Answer yes if your organisation has appropriately segregated its network or cloud environments to restrict the level of access to sensitive information, hosts, and services. Examples include segregation of production systems from systems being commissioned or decommissioned and systems under test; segregation of systems with different security levels (e.g. those processing sensitive personal data or financial data are segregated from other business systems) and segregation or segmentation of services used by different subsidiary organisations.
What is the control?
Segmenting networks is a good way of limiting what can happen where. Just like a home has different rooms for different purposes, so should a network.
In the DMZ control (control F7), we covered why it is a good idea to have a separate network segment, between the main internal network and the internet, wherein to put systems that could be connected to directly from outside. This way, if one is compromised, it’s still logically separated from the internal network.
There are reasons why your internal network should be broken down into segments too. You may want to separate development, testing, staging, and production environments to maintain the integrity of the production environment and data being processed, for example. Or separate different groups of desktops such as those from Finance and your Graphic Design department as there’s no need for their systems to be on the same segment with full connectivity between each other. You may choose to provide a completely separate network for guest access. There may be technical reasons such as having separate network segments per floor to optimise network switching and routing performance. You may have different geographical areas or have offices in different countries with different perceived levels of risk or legal requirements.
Why should I have it?
Segmentation allows you to separate parts of your network that don’t need full access to each other and implement controls between them, which potentially mitigates the impact of breaches by restricting their spread. The controls you implement between network segments will prevent an attacker moving easily from one segment to another. Segmentation can also help optimise network performance, mitigate breaches, and simplify compliance requirements. For example, it’s typically far more economical to place credit card processing infrastructure in a separate segment so that the scope of your PCI compliance requirements can be limited to that segment.

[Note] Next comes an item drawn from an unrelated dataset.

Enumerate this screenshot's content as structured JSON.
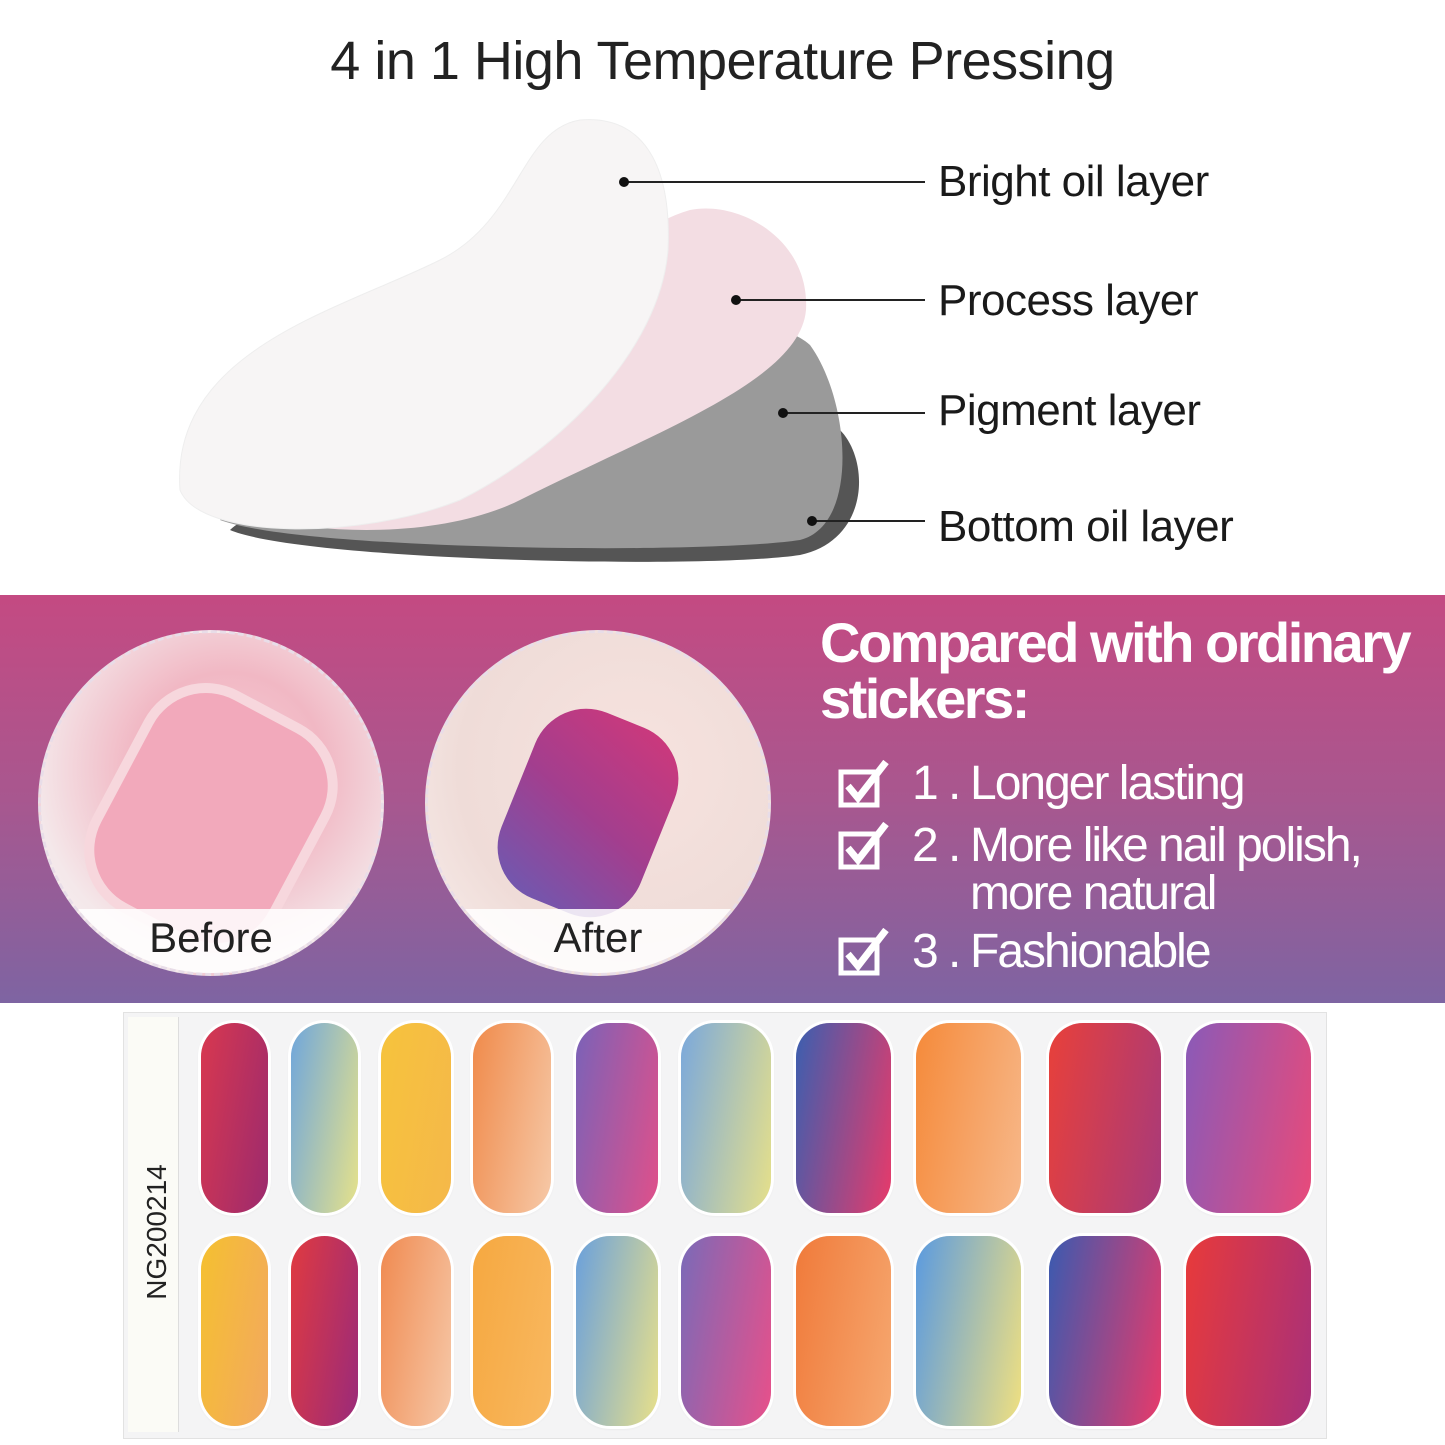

Compliance aside, you can group any systems of similar criticality together to create segments where you can concentrate security, or implement specific controls, to monitor the highest risk systems, instead of having to maintain the same high and costly level of controls across your entire estate.
Finally, it allows you to delegate authority and management of different parts of the network, which can be essential to being able to sustainably scale.
There is no perfect way to do segregation but, in general, environments with different purposes should be in different segments. You will likely also want to group systems with different levels of importance or criticality (or different compliance requirements) so that you can more effectively allocate the right level of security functionality and monitoring where it’s needed.
Whichever criteria you choose to base your segmentation decisions on, ensure they are well documented in your network security policies and ensure that your processes around provisioning systems include these considerations.
There are numerous consultancies or individual consultants that will be able to assist in crafting the correct security architecture in a way that meets your business and technical requirements.